I have a existing df. I want to extend it with a column RSI.
RSI is calculated using a function rsi_func(close) which returns a number. I've tried the official pandas doc see coding 2) and 3) and Stackoverflow answer, see coding 7) and many other examples, I can't get it to work.
I've tried, without the numbering of course:
1) df['RSI'] = rsi_func(df['close'])
2) df.assign(RSI=lambda x: rsi_func(close))
3a) rsi = rsi_func(df['close'])
3b) print(rsi)
3c) df.assign(RSI=rsi)
4) df.assign(RSI=rsi_func(df['close']))
5) df.assign(RSI=lambda x: rsi_func(close))
6) df['RSI'] = df.apply(lambda x: rsi_func(x['close']))
7) df['RSI'] = df['close'].apply(rsi_func)
When I try 3a+b+c then a python list with RSI values is printed.

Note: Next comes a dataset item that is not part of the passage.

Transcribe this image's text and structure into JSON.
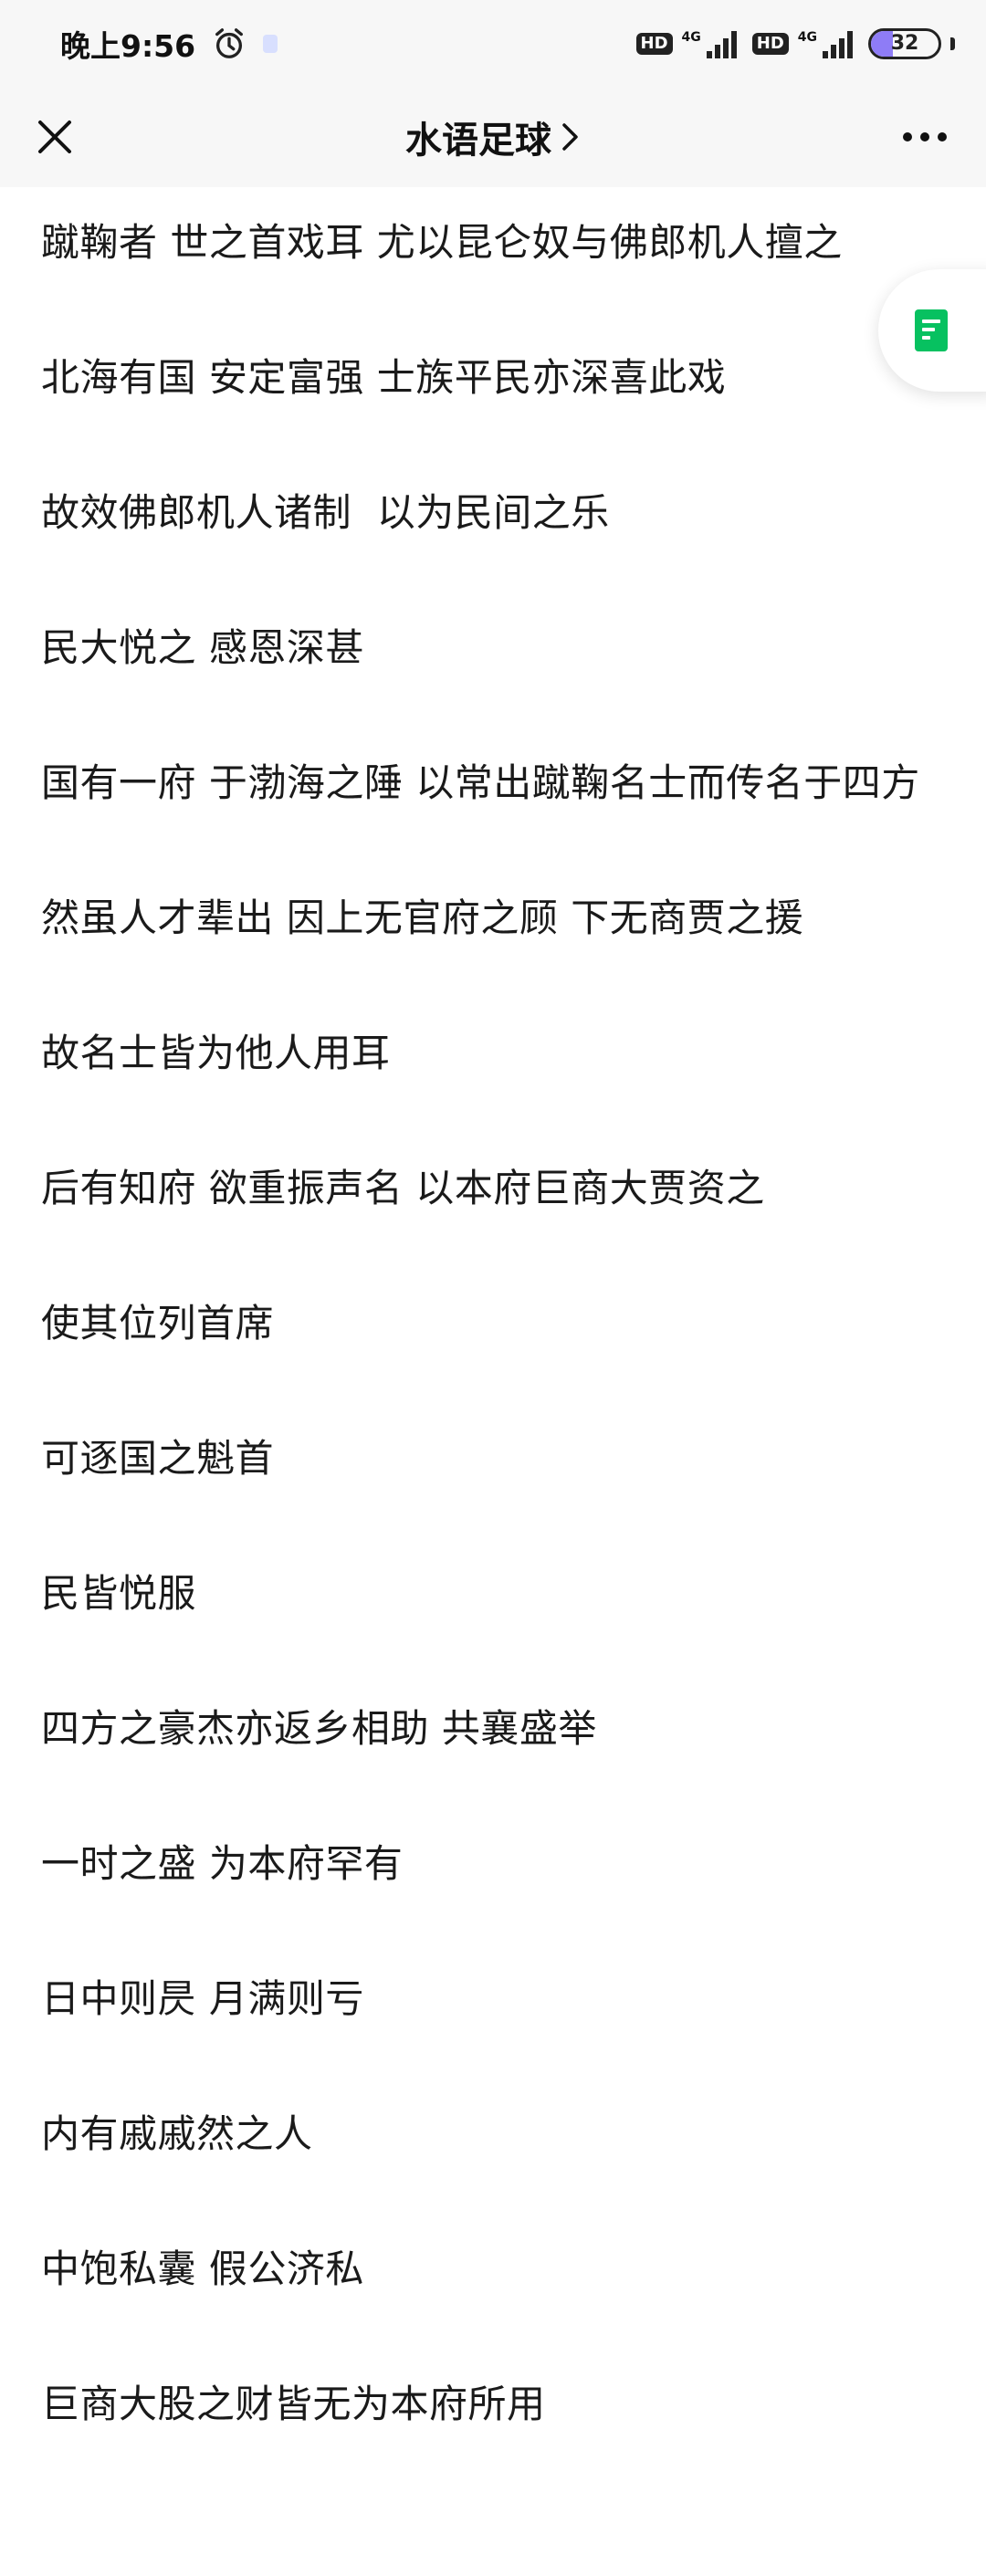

But 3c doesn't append RSI to df. How can I create RSI with the return of rsi_func(close) and append it to df?
You can use map with the lambda expression
df['RSI'] = df['close'].map(lambda x: rsi_func(x))
Test using basic dataframe:
def rsi_func(close):
return close /10
df['RSI'] = df['close'].map(lambda x: rsi_func(x))
df
Out[11]:
close RSI
0 20.02 2.002
1 20.04 2.004
2 20.05 2.005